Raising my children is certainly fulfilling, and I know I’m making an immeasurable difference in their lives, but still, something was missing. By sharing my take on motherhood and connecting with so many moms, I have regained that aspect of my life. I feel that sense of accomplishment every time I hear from a fellow mom that I helped them in some way.
Related: The Secret to Enjoying Motherhood and Not Just Surviving It
Don’t be afraid to speak up.
Recently, I received the following message from a mom:
“People like you who speak up about the struggles of motherhood really helped me out of my postpartum depression this past year. We need more people like you out there, reminding other struggling moms we aren’t alone . . . don’t ever stop.”

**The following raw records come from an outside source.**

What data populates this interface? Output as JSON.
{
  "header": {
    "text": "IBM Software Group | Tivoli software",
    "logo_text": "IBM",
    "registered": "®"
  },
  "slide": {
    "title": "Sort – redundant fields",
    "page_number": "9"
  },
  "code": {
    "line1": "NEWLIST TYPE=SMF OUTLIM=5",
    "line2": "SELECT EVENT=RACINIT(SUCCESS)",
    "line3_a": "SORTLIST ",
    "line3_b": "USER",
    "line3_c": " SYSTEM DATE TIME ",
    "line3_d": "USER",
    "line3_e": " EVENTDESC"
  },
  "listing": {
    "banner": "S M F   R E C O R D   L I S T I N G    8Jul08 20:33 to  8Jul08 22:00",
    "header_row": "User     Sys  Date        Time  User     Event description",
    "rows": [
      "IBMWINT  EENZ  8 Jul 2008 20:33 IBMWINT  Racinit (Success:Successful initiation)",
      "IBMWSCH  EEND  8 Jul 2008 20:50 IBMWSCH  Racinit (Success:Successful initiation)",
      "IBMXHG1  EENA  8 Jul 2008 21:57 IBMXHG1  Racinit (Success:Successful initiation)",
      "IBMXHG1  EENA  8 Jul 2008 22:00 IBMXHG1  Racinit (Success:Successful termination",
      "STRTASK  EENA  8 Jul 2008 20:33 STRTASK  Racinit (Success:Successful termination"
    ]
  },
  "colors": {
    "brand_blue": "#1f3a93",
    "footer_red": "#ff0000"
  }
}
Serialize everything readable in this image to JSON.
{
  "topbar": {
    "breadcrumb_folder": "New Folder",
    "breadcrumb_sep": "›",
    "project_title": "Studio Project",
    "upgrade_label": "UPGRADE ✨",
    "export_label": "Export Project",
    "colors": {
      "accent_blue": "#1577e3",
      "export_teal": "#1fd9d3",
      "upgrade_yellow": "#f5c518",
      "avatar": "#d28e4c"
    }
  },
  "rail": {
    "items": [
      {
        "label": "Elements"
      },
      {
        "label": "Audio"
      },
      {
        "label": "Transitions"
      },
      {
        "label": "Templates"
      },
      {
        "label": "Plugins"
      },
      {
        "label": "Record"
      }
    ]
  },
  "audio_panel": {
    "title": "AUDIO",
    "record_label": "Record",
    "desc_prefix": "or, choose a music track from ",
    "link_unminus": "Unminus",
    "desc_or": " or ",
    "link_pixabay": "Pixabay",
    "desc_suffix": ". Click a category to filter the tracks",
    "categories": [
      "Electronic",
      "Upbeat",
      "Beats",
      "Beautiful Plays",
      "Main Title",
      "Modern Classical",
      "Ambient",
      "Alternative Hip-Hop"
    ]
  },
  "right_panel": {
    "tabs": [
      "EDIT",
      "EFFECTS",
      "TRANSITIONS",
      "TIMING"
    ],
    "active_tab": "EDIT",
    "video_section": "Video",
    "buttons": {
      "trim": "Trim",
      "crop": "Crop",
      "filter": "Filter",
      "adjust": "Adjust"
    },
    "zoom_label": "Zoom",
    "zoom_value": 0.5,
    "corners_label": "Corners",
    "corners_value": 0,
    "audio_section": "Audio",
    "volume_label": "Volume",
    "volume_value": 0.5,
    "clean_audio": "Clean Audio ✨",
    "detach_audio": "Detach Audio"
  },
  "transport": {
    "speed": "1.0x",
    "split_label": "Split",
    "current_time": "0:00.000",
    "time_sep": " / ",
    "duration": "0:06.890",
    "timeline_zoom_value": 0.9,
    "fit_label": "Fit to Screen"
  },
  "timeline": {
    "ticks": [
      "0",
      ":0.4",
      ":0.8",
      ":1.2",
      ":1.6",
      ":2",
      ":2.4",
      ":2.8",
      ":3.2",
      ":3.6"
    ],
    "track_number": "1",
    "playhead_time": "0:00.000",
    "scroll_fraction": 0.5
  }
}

These moments fill me with the same sense of appreciation and accomplishment I used to get in my career as an OT. No matter how small, something I said or did made a big difference for someone else. And it was something I did outside of our family. Something visible to others. I feel like I regain a part of the old me in those moments. A piece that had been missing for a few years.
Do not feel guilty for needing more.
So if you’re reading this and you feel a sense of longing for the old version of yourself, your old life, you are not alone. This new chapter is a great one, and perhaps the most important. But the chapters that came before it are important too. And they’re a vital part of your story. Find ways to tap back into those chapters. Whether you take up an old hobby or satisfy a previously fulfilled aspect of your former life, it might make you feel more like you. And it’s important for us to feel like we’re giving something to ourselves in the process of giving so much to so many others.
Don’t feel guilty about not being happy 100% of the time in your new life as a SAHM. It’s a hard job, unlike any other job in the world. But you have to make a concerted effort to invest in your happiness and fulfillment from time to time because the truth is, you deserve it. You are doing a great job, mama, and we all believe in you.